During a session at AHA, when panelists were asked, "How many patients with stable angina should undergo PCI?", European Heart Journal editor Thomas Lüscher, MD (University Hospital Zurich, Zurich, Switzerland) suggested that PCI and FFR be reimbursed at the same rate because the whole field "is still a bit money driven."

More Respect for Sham Control

In all of the debate, there is one point of near universal consensus: ORBITA has raised the bar for procedural clinical trials and data transparency.

Dr Redberg believes that ORBITA shows the importance of doing sham-controlled trials prior to US Food and Drug Administration (FDA) approval. "Having the first blinded RCT come so many years after FDA approval and widespread use makes it hard for people to accept the evidence that actually there is no benefit for PCI [in stable CAD] compared to a fake procedure," she wrote.

When former FDA commissioner Robert Califf (Duke University, Durham, North Carolina) was asked at AHA whether sham controls should be required for device approval, he thought that it was more of a decision for the clinical community: "Do you want to get the truth or not?"

Dr Al-Lamee and Prof Francis also believe that the major lesson from ORBITA is that placebo-controlled and sham-controlled trials are very necessary. Prof Francis recalled being laughed at for predicting that renal denervation for hypertension would underperform in a truly blinded trial[9] and then being hailed a genius when SYMPLICITY HTN-3 was reported.[10]

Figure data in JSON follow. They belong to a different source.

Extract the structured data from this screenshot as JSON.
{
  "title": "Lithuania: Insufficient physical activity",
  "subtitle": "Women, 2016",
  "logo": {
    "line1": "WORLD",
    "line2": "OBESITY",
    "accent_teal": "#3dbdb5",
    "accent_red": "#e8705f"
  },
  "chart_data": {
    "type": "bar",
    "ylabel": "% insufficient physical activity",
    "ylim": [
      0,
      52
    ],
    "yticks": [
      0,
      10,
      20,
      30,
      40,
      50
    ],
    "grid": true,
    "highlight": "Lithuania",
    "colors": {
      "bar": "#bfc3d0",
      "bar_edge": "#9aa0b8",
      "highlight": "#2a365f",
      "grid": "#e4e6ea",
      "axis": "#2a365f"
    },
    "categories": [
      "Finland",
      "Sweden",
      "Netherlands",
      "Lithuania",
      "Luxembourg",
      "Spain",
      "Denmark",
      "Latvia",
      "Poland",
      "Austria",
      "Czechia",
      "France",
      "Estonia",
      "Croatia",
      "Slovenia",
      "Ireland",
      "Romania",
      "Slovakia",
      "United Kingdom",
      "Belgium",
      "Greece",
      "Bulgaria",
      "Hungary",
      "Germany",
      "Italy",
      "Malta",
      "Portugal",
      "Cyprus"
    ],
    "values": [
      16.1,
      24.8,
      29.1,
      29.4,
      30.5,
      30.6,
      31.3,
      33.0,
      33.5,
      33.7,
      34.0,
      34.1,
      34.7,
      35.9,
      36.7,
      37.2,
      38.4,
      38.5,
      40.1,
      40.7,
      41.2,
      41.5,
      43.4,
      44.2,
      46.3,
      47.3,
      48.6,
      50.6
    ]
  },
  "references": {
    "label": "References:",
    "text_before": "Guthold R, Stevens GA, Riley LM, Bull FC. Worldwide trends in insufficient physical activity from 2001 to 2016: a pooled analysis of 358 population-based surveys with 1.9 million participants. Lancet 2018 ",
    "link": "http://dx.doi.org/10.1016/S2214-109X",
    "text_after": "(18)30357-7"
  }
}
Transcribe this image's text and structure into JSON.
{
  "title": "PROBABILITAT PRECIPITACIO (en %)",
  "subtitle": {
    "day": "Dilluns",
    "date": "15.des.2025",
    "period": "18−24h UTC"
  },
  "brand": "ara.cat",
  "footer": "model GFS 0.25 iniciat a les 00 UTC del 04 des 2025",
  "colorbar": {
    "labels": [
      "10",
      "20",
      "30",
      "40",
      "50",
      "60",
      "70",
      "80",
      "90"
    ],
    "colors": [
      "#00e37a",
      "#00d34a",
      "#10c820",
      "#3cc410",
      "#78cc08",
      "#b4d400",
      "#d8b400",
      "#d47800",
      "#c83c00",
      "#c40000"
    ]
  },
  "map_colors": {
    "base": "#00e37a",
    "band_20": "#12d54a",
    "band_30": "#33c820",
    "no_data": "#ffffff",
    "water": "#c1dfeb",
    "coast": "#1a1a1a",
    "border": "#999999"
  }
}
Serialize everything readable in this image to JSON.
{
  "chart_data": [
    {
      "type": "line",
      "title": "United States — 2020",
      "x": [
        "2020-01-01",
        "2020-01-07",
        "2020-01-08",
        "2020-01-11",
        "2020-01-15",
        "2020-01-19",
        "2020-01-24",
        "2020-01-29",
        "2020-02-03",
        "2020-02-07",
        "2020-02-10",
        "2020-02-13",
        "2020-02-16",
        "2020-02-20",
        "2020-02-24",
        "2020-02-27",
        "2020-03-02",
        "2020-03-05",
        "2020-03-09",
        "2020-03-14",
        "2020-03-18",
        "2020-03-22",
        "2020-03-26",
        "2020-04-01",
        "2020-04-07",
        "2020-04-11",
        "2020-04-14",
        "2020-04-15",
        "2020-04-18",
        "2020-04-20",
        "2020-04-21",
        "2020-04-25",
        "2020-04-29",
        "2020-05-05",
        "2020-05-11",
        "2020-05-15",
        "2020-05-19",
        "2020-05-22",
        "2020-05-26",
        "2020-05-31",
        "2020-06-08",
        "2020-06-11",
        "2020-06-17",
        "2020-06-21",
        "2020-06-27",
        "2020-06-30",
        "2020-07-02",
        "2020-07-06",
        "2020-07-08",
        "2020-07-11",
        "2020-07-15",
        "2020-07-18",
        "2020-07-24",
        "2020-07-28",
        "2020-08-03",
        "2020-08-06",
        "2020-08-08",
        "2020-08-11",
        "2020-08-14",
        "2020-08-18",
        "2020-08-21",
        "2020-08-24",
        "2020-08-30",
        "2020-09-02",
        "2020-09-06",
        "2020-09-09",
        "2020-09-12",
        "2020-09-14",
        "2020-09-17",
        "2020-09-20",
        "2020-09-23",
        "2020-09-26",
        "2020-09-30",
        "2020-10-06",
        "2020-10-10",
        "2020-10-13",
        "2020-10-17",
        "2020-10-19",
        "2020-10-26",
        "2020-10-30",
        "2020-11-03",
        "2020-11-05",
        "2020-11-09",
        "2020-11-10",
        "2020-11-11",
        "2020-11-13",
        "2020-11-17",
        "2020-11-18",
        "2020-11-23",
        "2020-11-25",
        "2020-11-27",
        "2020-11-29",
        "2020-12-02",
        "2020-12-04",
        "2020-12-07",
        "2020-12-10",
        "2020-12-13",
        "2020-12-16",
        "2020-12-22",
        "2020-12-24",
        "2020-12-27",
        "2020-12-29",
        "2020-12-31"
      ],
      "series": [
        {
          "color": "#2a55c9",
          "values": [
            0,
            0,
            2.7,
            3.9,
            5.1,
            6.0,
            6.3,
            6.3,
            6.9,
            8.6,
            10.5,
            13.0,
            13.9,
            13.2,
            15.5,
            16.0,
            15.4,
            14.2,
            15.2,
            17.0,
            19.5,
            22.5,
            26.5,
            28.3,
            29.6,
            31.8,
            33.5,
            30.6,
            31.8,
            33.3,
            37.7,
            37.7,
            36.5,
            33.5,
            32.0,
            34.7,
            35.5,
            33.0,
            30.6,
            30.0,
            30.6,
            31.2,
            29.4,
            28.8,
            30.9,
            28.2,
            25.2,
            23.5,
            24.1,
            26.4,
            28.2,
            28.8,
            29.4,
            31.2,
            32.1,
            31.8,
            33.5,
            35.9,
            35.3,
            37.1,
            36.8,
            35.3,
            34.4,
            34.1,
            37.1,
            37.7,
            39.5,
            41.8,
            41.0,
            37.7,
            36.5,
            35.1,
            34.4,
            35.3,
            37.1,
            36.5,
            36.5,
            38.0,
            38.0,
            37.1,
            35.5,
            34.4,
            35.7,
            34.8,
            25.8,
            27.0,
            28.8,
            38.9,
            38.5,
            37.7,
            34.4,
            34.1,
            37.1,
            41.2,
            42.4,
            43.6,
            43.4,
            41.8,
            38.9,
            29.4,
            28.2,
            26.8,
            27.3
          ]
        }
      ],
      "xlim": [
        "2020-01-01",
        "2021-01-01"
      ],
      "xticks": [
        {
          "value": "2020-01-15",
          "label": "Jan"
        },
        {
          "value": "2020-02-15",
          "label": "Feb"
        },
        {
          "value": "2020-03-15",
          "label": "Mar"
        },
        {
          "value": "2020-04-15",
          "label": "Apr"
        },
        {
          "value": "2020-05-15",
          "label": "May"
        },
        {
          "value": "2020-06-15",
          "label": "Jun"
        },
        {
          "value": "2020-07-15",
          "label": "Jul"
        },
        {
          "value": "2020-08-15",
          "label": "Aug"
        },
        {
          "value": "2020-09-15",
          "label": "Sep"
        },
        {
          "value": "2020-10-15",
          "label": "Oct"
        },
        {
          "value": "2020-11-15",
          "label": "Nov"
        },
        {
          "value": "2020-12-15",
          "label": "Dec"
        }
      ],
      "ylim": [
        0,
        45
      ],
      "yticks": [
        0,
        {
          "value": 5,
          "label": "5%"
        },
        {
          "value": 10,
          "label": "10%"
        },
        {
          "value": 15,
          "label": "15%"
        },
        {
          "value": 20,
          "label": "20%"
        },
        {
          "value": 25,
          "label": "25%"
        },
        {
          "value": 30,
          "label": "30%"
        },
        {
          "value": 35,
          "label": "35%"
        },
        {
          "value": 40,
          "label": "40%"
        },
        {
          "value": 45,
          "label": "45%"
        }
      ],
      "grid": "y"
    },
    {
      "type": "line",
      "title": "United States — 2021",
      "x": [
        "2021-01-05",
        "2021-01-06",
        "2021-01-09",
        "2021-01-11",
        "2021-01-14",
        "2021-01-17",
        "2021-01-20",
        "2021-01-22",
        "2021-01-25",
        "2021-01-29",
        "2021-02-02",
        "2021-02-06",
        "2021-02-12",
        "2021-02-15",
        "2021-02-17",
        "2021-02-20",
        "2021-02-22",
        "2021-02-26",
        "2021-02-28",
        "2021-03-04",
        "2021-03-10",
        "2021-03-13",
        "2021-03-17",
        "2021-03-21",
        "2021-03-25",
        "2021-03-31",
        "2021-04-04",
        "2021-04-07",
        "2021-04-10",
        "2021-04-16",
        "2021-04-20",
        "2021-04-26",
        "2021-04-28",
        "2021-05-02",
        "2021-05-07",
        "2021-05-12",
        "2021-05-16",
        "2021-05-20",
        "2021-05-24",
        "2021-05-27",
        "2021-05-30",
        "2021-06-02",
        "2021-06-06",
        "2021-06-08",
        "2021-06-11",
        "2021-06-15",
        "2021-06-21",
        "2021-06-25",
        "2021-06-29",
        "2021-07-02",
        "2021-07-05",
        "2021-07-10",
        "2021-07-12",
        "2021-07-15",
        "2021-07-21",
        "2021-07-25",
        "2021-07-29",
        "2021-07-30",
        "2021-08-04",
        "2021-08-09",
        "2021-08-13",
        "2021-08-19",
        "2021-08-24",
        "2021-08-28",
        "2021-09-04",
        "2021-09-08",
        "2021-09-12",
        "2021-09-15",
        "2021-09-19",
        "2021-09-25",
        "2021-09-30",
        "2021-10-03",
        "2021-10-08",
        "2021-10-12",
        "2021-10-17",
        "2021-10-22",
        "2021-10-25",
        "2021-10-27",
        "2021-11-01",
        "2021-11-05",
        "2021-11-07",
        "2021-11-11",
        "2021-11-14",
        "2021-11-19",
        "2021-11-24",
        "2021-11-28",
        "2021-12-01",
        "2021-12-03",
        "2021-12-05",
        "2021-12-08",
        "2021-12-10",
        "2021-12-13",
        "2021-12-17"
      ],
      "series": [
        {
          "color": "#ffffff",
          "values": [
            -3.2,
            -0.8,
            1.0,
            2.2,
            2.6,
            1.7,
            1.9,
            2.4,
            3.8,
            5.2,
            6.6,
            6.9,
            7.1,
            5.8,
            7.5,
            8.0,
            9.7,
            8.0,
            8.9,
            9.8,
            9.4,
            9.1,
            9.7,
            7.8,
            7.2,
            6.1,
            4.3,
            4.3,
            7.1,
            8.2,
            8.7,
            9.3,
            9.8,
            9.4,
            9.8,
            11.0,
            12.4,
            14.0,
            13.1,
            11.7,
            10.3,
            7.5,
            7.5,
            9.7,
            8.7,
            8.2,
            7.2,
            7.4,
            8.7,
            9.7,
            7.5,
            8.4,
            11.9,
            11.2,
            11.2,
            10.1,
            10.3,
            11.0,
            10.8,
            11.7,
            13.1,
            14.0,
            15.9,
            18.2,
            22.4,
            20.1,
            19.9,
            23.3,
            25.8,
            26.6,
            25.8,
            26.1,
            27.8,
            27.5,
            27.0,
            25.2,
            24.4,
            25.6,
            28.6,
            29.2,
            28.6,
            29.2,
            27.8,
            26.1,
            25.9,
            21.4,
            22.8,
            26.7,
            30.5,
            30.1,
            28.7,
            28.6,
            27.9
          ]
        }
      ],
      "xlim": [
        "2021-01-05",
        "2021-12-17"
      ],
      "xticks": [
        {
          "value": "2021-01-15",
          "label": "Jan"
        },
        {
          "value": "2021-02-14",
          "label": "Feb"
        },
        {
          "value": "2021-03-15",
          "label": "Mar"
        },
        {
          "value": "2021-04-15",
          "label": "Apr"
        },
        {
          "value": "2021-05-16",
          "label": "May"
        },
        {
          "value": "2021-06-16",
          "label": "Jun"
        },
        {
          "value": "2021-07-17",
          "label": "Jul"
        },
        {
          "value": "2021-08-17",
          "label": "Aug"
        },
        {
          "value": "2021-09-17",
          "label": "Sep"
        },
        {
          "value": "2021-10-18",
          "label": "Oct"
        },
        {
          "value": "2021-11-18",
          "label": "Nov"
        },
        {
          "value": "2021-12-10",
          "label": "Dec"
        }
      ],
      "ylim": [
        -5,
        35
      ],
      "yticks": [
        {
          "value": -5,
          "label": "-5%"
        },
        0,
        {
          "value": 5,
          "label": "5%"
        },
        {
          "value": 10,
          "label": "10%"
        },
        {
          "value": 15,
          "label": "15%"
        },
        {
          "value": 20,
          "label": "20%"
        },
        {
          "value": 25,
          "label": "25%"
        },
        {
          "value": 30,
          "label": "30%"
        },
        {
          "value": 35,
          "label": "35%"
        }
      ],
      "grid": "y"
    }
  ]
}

Finally, Prof Francis objects to the use of the word "sham" for ORBITA because sham also means deception. He proposed this riddle: If Alan volunteers to participate in a placebo-controlled trial while Bob pays to have an ineffective procedure that hasn't been tested in a placebo-controlled trial, who is the victim of sham?

Additional reporting by Liz Neporent.

Disclosures: ORBITA was funded by grants from the National Institute for Health Research (NIHR) Imperial Biomedical Research Centre, Foundation for Circulatory Health, Imperial College Healthcare Charity, and NIHR Barts Biomedical Research Centre. Philips Volcano supplied the coronary pressure wires. Dr Al-Lamee has received speaker honoraria from Philips Volcano. Drs Francis, Boden, and Redberg disclose no relevant financial relationships.